Jocelyn Wallace (45:56.775)
Mm
Jocelyn Wallace (46:16.146)
Yeah, I do not have like a checklist. do have a in the links on my Instagram, I have a pelvic health questionnaire that people can download and it just asks questions like are you experiencing constipation, pain with sex, stuff like that. So you can check all symptoms that you do have and take that to a physician. And I think just their response to that, their openness to having that discussion would give you a lot of insight into the quality of your how your interaction will go with them.
But you want to look for someone that's fellowship trained in minimally invasive gynecological surgery. Ideally someone that's not an OB. So if someone is delivering babies on Monday and doing a hysterectomy on Tuesday and then rejuvenating vaginas on Wednesday, they're not the best choice. The best choice is somebody that does surgeries and specializes in the kind of surgery that you need. And that's what they're doing day in and day out. I am of the opinion that you're
generalist OBGYN should not really be the person doing a hysterectomy. So I had a separate OB for my pregnancy and I have my surgeon who is a surgeon of that type to do my surgeries and making that choice really saved my life in a lot of ways, changed my life for sure. So making sure that you find a surgeon like that, even if you have to travel to them. So there's one in just about every major metropolitan area in the US, but they can be hard to find in more rural places.

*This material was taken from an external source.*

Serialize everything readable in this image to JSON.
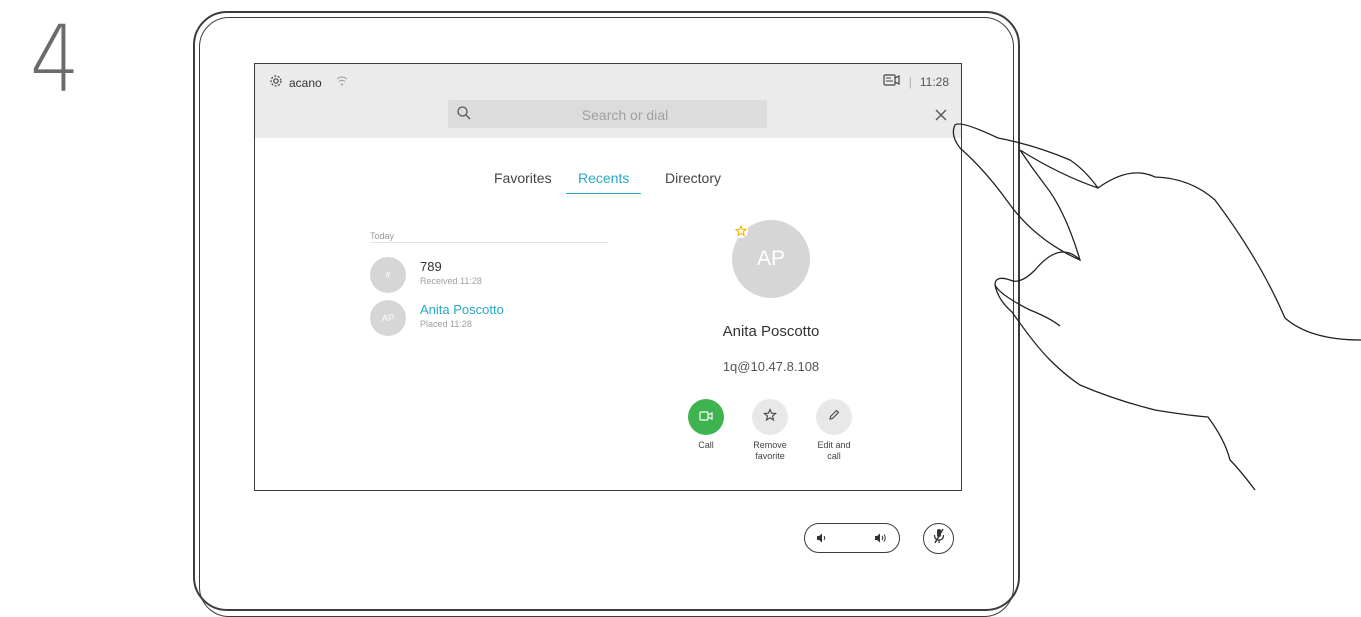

But if you're not in an emergent situation where you need surgery immediately, it's worth coordinating to travel, it's worth waiting on their six month wait lists if you can. It really makes an incredible difference in the way that you recover and the techniques that you get exposed to. Like they're gonna be using the latest and greatest technology to do your surgeries.
Kim (47:59.567)
Perfect. Thank you. That's a great place to end. Thank you so much for your time. I'm still following along. I'm really fascinated by your journey. Thank you so much for sharing that. think that there's so much value in seeing what other people do. as you're kind of also showing the possibilities rather than, again, the people who are sitting there afraid of moving. And I really appreciate you sharing all that you have and for your time today. Thank you so much.
Jocelyn Wallace (48:25.601)
Thank you so much for having me. It was a pleasure.